数学のような純粋な学問は,思考を訓練でき,人格形成に役立つと考えた。自立した人間の育成のためにも,純粋な学問を必要とした。このようなプロシアの考え方は,ドイツ数学とドイツの教育制度の成功によって,世界に広まった。

宇宙物理学者ホーキングは,ケンブリッジのルーカス教授職。古くはニュートンもこの教授。そして,ルーカス教授職は数学者のポストであったという。そこには数学トライパスという制度があった。19世紀では,ラテン語などの古典とともに,数学の試験は,道徳哲学の一部であったという。

従来の大学では,弁論・討論が中心であった。これらの能力がエリートには求められた。数学も当初は口頭試問が中心であったが,より高度になるにつれて,「紙とペン」に移行していった。大学教育そのものも,それによって変わっていく。

「紙とペン」の試験による競争は,何でも計算することによって解決するような意識をつくっていたのかもしれない。ケルヴィンは,この競争心やゲーム感覚の人であったという。古典物理学を乗り越えた科学者たちは,このような世界の外にいたものたちであった。ラザフォードはニュージーランド出身,ディラックは電気工学出身で,数学トライパスの洗礼を受けていない。
このような話は,現代の教育制度にも通じるものがあるように思う。受験勉強は,一部の能力を伸ばすことはできても,勉強のすべてではないという意識がうすくなってはいないか。受験にだけパスすればよいと言う考え方が,世界史の未履修問題で浮き彫りにされた。このような勉強を続けた結果がどうなるか,現実を見ながら将来を想像する必要があると思う。

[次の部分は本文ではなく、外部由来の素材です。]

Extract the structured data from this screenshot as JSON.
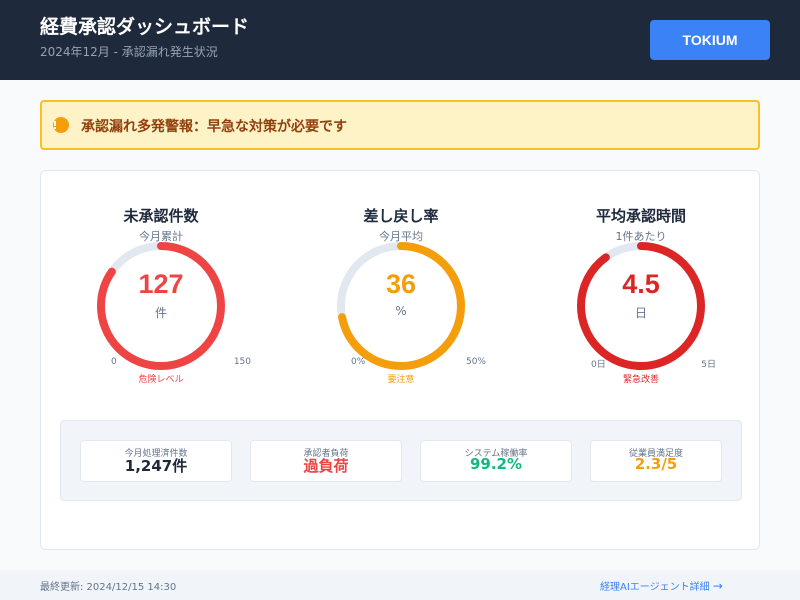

現在の天文学は,実学ではなく夢のある科学というとらえ方であるが,19世紀はそうではなかった。国力を世界に広げるためには,時間と位置を正確に求めることは,重要な問題であったから。そして,国家や軍などの組織とともに,官僚的・軍隊的な組織力を必要とするビッグサイエンスであった。

ラザフォードのノーベル賞受賞理由は,あの有名な原子核の発見ではない。ラザフォードは1908年に化学賞を受賞しているが,原子核の発見は1910年である。この研究の発表前であった。

ケルヴィンは,熱伝導理論を固体地球の冷却に応用し,地球の年齢を1億年以下とした。ダーウィンは「物理学者の自信過剰」と日記に記しているという。エーテル説をより高度にしたのもケルヴィン。ただ,X線と放射線を見て,20世紀に起こるであろう物理革命を示唆していたという。